For someone whose only goal has been finding the truth, I seem to have been permanently perched on the edge of racial incorrectness.

At the very end of their lives, my “m” ancestors, Nimrod and Frances became “w’s.” On both of their records in the Death Register at the Probate Court in Vinton County, Nimrod who died in 1893 and Frances who died in 1901 are listed as white.

If the whole discussion of the racial make up of my ancestors creates such confusion and angst for yours truly, you have to wonder what it was like for Nimrod and Frances who lived it.


Judith Richards Shubert said...

May I say I admire your courage in writing about your discoveries and I hope this experience has not stopped you completely! Good luck.

I'd like to find out more about you, so I've tagged you in a Meme from GeneaBloggers. Go to for instructions!


Cindy said...

Love this blog! I think what you're doing is wonderful and you shouldn't worry about any ruffled feathers along the way. After all, these people are gone, no use sticking someone else's skeleton in YOUR closet. I think your family should be supportive in your endeavors to find out the details... ALL the little tasty details about your ancestors! Great blog! I've just gone back to the beginning and read most of the posts. You do wonderful research!

Dera Williams said...

Interesting. Though it remains to be proven that your ancestors had African blood, it should not be a surprise if they were indeed so. This is more common than people want to admit. Thousands upon thousands of "mulattos" crossed the color line after slavery bleaching the line. People need to get over it; God forbid that you have one drop black blood. Race is a social construct. You are white, you were raised white and will always be white despite what race your ancestors were.


Thank you Judith for your kind thoughts. As you already know I accepted your tag, and I've added your blog to those that I follow. :)

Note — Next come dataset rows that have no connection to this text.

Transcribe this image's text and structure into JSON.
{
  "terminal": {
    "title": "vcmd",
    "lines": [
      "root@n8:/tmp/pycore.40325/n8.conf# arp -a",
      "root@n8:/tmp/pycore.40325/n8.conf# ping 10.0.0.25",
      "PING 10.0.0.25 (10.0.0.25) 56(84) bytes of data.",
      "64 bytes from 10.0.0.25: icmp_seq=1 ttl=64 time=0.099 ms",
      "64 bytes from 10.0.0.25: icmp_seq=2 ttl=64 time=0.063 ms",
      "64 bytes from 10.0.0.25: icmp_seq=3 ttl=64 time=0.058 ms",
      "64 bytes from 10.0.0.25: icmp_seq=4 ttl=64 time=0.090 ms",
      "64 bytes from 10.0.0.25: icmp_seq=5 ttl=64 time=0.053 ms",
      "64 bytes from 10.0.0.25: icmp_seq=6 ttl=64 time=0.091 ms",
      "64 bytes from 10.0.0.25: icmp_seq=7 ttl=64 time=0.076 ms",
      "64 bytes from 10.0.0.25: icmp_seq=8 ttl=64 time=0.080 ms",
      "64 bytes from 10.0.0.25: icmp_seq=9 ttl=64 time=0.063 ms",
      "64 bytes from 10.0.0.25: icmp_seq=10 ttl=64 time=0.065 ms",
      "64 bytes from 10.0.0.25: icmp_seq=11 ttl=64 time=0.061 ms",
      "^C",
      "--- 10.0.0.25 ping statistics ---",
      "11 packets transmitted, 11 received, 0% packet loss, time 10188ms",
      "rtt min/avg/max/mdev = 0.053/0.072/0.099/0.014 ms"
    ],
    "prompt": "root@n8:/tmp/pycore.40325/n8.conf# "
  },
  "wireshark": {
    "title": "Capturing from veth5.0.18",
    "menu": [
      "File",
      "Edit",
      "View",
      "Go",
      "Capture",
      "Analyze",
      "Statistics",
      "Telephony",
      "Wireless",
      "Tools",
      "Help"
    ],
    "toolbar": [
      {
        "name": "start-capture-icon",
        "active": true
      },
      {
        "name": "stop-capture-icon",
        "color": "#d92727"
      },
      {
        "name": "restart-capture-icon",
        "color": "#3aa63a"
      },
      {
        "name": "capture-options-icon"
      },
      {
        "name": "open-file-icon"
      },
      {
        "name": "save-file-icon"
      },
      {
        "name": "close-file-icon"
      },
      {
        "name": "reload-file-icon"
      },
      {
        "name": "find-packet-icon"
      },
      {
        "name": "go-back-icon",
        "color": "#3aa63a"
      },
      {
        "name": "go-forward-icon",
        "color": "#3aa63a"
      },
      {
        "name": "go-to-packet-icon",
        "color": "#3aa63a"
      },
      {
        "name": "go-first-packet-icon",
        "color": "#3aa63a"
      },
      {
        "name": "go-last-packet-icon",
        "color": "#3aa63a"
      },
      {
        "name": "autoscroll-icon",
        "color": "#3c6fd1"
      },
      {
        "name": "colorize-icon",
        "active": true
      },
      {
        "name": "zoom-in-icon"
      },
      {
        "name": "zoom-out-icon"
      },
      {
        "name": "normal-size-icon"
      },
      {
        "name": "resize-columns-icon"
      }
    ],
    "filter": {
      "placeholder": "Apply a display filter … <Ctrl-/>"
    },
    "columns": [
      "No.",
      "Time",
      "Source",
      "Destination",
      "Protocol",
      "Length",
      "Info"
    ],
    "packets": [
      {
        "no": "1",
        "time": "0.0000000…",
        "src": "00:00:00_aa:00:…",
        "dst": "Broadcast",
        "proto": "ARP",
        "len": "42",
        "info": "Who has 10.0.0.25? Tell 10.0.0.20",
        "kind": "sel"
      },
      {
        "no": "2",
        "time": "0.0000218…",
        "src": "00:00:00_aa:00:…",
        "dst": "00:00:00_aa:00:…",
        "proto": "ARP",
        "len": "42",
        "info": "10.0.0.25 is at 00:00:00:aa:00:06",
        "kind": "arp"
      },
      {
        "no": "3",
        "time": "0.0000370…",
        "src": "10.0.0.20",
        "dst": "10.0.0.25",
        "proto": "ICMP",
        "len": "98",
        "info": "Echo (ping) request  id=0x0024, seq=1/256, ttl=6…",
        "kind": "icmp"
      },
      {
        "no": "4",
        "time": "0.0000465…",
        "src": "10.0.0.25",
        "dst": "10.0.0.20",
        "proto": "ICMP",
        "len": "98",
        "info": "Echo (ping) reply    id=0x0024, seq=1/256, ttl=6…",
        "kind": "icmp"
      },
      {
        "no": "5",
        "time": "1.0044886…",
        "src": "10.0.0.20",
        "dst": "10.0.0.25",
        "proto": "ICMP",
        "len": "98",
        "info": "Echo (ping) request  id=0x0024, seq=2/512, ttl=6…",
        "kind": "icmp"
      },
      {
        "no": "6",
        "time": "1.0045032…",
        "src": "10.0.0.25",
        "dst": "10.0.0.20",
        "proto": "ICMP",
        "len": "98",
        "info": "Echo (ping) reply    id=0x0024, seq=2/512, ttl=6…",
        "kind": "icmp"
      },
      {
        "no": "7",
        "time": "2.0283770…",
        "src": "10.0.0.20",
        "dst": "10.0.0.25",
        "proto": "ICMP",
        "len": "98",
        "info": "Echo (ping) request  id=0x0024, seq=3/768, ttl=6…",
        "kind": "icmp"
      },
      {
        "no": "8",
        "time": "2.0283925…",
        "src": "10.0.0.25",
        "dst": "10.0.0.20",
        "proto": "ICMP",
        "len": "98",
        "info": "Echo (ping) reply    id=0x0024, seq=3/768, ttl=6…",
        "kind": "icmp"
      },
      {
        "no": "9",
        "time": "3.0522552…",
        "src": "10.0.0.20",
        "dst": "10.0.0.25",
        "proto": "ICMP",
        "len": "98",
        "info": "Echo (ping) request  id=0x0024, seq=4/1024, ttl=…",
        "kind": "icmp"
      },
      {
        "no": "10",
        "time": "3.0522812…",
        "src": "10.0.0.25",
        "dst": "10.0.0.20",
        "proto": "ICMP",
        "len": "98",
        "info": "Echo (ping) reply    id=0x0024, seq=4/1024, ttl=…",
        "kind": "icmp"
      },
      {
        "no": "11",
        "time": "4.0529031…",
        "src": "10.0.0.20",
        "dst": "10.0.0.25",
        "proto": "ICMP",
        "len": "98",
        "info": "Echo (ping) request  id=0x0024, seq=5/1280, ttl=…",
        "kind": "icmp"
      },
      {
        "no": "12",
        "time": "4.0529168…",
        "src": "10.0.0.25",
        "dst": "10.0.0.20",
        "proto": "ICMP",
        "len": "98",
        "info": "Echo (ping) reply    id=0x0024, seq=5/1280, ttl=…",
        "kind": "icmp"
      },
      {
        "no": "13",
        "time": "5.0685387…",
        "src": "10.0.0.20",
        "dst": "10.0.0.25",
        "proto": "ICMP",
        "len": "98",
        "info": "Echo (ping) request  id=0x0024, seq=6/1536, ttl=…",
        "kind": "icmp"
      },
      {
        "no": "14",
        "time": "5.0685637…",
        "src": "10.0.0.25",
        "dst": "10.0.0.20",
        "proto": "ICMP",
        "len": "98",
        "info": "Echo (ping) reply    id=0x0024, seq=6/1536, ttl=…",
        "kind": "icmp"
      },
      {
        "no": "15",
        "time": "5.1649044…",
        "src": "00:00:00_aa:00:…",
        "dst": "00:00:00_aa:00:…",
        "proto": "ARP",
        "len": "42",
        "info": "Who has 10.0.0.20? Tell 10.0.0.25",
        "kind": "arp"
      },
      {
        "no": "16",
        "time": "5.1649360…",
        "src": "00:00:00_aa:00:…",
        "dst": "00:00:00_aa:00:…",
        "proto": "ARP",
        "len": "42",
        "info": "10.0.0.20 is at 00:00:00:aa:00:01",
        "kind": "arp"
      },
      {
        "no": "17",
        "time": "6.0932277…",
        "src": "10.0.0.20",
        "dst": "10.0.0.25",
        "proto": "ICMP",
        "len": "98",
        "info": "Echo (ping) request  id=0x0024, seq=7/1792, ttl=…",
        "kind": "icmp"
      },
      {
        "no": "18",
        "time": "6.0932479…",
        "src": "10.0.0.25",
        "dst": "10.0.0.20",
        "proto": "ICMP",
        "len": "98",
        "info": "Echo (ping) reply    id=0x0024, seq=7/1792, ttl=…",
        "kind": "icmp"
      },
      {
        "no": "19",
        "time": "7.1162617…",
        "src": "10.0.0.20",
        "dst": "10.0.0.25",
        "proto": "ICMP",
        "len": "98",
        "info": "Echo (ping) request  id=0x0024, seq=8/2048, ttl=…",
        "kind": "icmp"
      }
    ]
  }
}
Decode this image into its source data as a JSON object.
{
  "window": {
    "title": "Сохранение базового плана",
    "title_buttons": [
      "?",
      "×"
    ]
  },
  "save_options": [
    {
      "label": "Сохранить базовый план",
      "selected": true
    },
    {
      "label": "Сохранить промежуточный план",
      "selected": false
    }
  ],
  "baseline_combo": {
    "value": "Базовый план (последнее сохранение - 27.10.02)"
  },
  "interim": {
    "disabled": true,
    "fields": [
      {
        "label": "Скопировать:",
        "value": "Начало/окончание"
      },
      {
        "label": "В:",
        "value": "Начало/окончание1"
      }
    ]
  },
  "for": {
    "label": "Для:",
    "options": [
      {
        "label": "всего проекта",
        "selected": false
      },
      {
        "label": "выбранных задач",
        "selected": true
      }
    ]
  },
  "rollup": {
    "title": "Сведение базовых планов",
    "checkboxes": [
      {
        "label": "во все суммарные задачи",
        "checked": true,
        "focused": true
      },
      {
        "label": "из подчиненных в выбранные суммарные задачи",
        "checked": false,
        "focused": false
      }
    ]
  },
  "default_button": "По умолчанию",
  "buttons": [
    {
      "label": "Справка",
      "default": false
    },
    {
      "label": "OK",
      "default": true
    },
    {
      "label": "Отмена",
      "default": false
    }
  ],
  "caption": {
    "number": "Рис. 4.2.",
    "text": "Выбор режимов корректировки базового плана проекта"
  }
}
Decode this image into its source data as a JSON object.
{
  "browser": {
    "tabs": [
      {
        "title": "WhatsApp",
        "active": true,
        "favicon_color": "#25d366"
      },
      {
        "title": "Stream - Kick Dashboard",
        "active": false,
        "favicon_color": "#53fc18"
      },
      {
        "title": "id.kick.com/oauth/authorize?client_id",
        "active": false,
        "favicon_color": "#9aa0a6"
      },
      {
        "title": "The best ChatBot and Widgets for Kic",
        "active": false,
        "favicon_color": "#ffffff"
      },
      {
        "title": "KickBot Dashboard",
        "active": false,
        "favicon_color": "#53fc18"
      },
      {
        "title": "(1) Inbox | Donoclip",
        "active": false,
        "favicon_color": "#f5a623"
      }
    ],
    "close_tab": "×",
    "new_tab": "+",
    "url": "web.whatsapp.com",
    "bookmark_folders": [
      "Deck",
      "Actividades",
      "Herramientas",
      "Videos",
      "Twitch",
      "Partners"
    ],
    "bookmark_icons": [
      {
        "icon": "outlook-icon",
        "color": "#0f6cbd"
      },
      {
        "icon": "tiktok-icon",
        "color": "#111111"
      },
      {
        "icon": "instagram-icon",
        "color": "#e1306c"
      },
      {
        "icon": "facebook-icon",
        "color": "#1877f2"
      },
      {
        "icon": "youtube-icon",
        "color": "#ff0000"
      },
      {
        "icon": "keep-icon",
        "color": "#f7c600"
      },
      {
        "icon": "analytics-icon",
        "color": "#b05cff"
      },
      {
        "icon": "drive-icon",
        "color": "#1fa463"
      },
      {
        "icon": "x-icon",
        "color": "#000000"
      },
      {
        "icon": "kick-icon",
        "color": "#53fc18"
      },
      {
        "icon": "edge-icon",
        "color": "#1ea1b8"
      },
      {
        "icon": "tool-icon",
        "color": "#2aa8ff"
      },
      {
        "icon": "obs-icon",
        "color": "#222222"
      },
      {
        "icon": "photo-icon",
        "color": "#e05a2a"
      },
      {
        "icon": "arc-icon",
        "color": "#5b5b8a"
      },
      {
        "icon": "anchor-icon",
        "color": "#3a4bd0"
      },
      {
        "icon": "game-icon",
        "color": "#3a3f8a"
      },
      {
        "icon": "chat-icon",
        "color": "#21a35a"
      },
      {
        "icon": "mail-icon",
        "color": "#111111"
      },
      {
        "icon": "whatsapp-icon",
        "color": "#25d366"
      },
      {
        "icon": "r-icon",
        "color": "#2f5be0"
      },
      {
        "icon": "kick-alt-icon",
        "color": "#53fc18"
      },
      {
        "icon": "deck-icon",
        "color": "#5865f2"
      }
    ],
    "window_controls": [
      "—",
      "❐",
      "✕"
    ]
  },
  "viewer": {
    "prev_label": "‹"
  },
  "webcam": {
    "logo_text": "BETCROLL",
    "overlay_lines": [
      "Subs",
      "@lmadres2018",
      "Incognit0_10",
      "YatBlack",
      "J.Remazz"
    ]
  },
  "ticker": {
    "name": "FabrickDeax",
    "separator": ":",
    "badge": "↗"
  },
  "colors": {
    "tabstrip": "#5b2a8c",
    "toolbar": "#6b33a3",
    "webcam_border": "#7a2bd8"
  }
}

Cindy, I was very heartened by your words, and I appreciate that you took the time to comment. I am enjoying researching this family.

Dera, I think you are quite correct that this is more common than many people realize. I don't know who she was, and I probably never will, but somewhere in my family tree there was one mother, who looked down at her newborn infant and saw a child who bore the markings of another race. I don't know what she was feeling at that moment. But many centuries later, I acknowledge the fact that she existed, as did her child, and that without them I do not exist today. For me, that is what matters most.

As for the Thackers, Nappers, Freemans, Dortons and Doles, they were a very clanish group, intermarrying within the group almost exclusively in the very beginning. I often wonder if this was because they were "outsiders" to both the white and the African American communities that existed at this time in Southern Ohio's history. Thank you Dera, for taking the time to comment.